Mit den zentralen Handlungsprinzipien wie Lebenswelt und Alltagsorientierung, Akzeptanz des Andersseins, Selbstbestimmungsrecht des Individuums oder niederschwellige, aufsuchende Arbeit können Menschen in »Extremsituationen« erreicht werden. Streetwork und Mobile Jugendarbeit müssen sich den Herausforderungen stellen, wie zu Menschen in ausgrenzenden oder ausgegrenzten Lebenssituationen Kontakte geknüpft werden können, wie die konkreten Herausforderungen aussehen, welche Erfahrungen hilfreich sind und welche Handlungsalternativen sich daraus ergeben.
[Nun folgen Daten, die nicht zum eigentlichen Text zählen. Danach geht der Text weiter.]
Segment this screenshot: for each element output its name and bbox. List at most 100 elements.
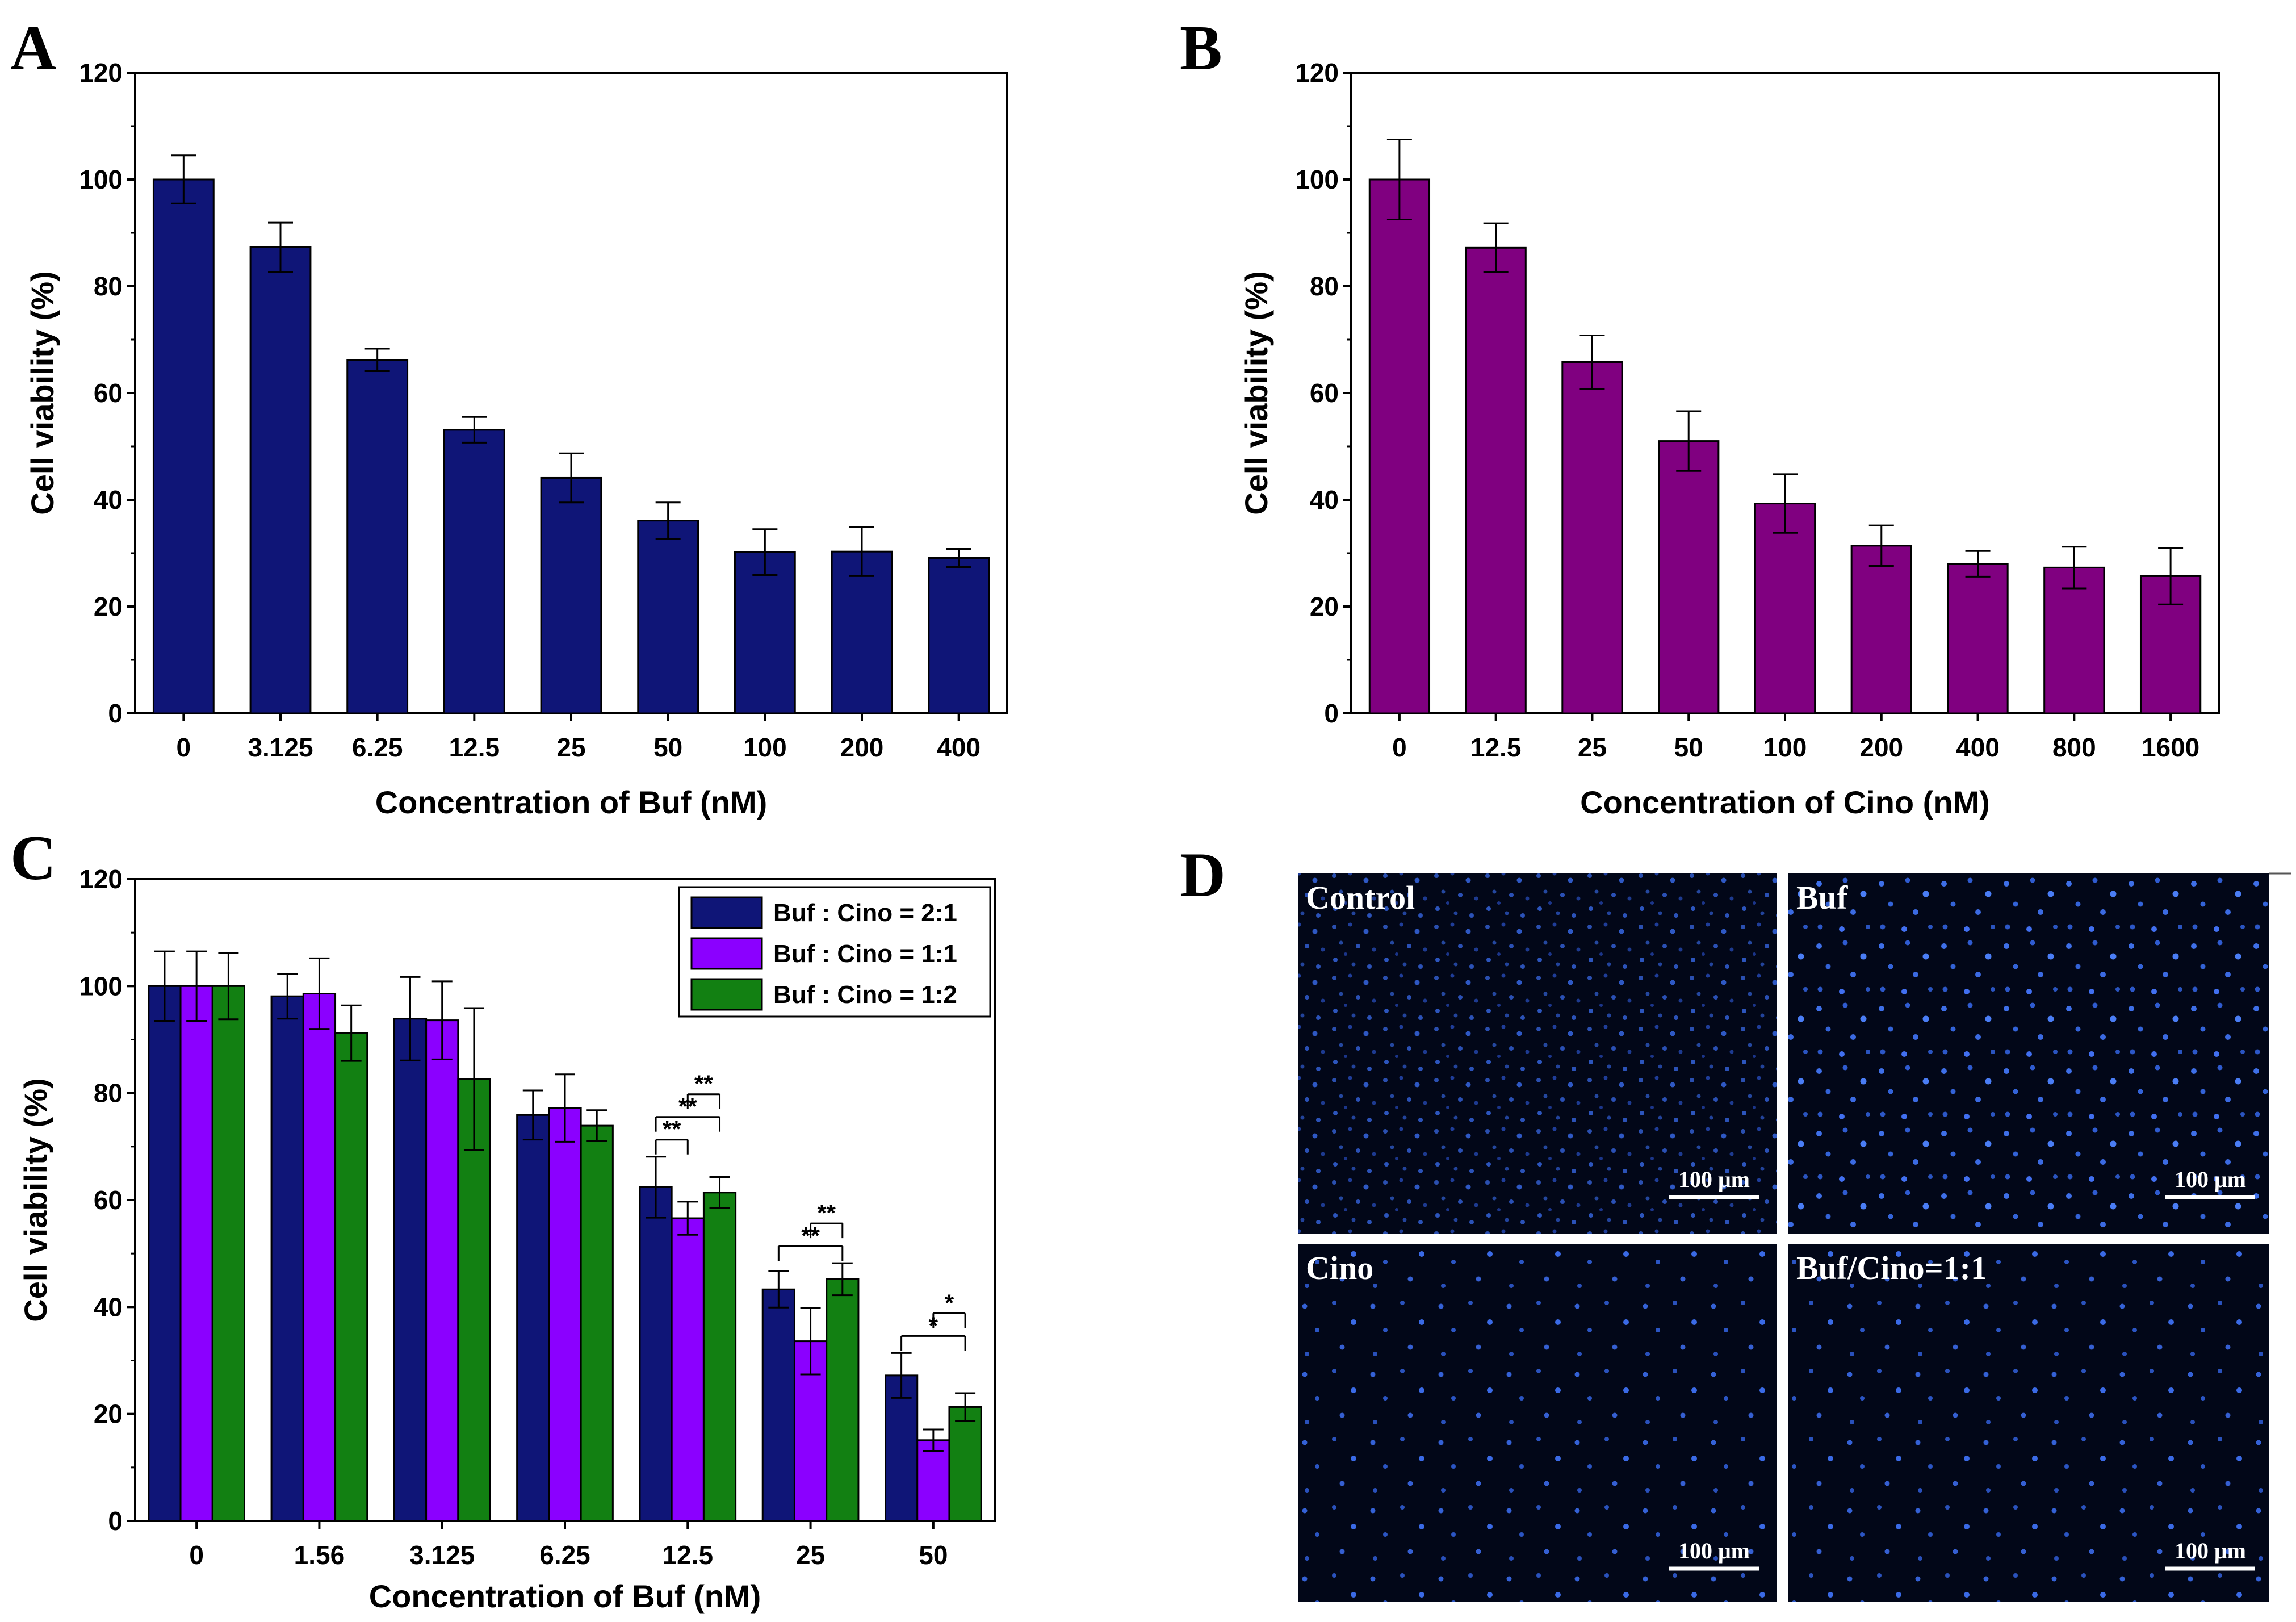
micrograph-label: Buf — [1796, 879, 1848, 916]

Diese gesellschaftliche Brückenfunktion kann ein zukunftsweisender Beitrag sein von Streetwork auf dem schmalen Grat von selbstverantwortlichem Handeln und gesellschaftlicher Akzeptanz.
Die praxisorientierten Beiträge liefern einen übersichtlichen Einblick in den aktuellen Diskussionsstand sowie die zugrunde liegenden Standards von Streetwork und Mobile Jugendarbeit und bieten Anregungen zur Weiterentwicklung der Arbeitsfelder.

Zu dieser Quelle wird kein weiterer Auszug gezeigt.